Here isMoving defaults to internal but since the type itself is contextually private at top file level then isMoving gets lowered to top level private (fileprivate)

The move() function similarly is internal but raise/lowered to match the extension access control modifier.

I strenuously disagree.

You are saying “If we do X then we must also do Y”, but in fact there is no such rule of inference.

It is perfectly sensible to say, “private extension means every declaration within the extension is implicitly private,” without making any changes to anything else at all.

Notably, this can be done as a purely textual transformation of source code: Anywhere that private extension occurs, find all declarations within that extension which do not have their own explicit access modifiers, and paste the word private in front of them.

This is the equivalen of tabs vs spaces of Swift. :slight_smile:

What? That sounds completely unrelated.

Tabs vs spaces is a style preference.

“It is possible to change the meaning of private extension without changing the meaning of other top-level private declarations” is an objective fact.

Disagreeing with that is not a differing opinion, it is simply being incorrect about the facts.

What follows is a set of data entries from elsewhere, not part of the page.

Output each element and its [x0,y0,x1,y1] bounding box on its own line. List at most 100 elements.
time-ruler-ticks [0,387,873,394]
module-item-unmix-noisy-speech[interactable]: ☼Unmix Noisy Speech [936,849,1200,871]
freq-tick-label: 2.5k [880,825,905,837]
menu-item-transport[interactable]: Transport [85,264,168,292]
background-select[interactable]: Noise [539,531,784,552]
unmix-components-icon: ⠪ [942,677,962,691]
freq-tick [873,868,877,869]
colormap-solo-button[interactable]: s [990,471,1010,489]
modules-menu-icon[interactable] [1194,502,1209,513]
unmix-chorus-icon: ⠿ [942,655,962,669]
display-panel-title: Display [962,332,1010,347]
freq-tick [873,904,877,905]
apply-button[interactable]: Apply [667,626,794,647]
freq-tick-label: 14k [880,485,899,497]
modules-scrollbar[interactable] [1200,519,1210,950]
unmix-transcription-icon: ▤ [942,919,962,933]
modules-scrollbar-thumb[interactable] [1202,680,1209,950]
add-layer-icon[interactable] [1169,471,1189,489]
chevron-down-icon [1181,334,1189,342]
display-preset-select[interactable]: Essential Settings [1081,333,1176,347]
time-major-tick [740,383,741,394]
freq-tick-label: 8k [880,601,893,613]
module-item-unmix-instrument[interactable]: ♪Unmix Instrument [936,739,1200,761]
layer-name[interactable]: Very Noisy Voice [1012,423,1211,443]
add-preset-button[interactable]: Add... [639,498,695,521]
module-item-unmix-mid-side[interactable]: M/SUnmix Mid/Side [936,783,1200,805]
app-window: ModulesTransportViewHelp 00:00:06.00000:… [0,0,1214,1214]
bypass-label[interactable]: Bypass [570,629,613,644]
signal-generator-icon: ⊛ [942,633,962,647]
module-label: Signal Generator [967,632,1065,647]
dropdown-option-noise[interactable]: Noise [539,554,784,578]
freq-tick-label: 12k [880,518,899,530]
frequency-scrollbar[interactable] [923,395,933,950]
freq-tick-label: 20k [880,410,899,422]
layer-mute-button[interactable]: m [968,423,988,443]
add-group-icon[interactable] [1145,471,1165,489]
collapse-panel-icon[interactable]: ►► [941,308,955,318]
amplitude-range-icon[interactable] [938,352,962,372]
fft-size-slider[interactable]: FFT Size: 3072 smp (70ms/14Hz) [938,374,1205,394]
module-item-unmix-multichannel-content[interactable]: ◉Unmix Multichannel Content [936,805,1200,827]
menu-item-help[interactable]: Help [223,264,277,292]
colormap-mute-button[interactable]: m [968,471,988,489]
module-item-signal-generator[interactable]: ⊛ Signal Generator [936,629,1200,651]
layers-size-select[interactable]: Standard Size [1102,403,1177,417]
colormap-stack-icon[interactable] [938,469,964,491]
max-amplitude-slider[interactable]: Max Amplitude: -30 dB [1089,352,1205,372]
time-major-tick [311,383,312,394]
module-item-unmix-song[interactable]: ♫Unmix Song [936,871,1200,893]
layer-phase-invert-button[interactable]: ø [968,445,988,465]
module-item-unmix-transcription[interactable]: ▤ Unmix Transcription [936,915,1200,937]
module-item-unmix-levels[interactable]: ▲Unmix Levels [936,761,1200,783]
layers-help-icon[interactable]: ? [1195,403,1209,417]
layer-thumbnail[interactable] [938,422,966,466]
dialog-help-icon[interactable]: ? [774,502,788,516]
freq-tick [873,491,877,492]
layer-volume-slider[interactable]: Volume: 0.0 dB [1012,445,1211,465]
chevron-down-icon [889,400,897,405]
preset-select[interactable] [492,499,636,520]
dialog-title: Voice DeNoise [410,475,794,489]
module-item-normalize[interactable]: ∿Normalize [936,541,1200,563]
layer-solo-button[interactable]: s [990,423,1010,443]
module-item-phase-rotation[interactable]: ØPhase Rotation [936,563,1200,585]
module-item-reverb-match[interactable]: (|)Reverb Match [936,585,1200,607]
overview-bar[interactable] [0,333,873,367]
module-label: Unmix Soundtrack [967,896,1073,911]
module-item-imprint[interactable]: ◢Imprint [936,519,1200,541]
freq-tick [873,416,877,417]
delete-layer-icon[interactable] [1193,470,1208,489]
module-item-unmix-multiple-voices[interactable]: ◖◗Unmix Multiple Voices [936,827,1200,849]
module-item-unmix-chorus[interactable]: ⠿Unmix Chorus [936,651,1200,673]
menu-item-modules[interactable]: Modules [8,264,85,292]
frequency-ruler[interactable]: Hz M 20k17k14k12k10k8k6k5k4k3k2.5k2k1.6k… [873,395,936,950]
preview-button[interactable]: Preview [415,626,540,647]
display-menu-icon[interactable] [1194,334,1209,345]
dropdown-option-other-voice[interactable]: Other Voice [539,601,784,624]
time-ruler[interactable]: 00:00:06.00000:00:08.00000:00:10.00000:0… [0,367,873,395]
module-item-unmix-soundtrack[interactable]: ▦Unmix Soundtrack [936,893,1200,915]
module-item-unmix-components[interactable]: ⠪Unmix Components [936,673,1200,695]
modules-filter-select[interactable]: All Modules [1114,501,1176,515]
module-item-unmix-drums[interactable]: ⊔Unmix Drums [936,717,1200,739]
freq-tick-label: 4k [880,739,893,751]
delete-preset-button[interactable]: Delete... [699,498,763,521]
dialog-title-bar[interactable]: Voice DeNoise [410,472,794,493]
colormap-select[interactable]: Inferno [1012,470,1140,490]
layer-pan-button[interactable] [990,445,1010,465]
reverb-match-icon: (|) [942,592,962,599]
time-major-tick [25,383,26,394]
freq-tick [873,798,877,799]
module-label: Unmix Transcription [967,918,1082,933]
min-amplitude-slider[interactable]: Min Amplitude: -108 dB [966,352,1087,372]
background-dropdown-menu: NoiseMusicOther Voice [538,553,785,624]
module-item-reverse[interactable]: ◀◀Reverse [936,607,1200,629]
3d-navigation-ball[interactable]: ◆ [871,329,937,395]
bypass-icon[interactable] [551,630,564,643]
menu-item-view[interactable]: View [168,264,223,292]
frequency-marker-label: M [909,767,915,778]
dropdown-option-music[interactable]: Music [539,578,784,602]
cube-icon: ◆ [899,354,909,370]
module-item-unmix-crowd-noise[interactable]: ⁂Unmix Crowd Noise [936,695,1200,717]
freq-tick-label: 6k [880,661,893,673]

To me, it appears that this is not explained in the documentation (though now that I have the information, I can see how the portion from TSPL that I quoted earlier might imply it). Is this the case? In particular, is there something that I should have read, that would have told me why the error I received referred to fileprivate when I had, to my knowledge at the time, not given anything that access level? This was a fairly inscrutable error message for me, and I'd assume I'm more engaged in Swift's development history than the typical user.

I don't think we should expect a user, especially one new to access levels, to (be able to) become familiar with the current situation wrt SE-0169 (and potentially SE-0025, SE-0159, and others).

Basically, I'm unsure why TSPL's section "Private Members in Extensions" only mentions the case where the extension is in the same file as the class/struct/enum it extends, doesn't mention the opposite case, doesn't mention fileprivate, and does not refer to protocol extensions at all (but then proceeds to use a protocol extension as the only code example).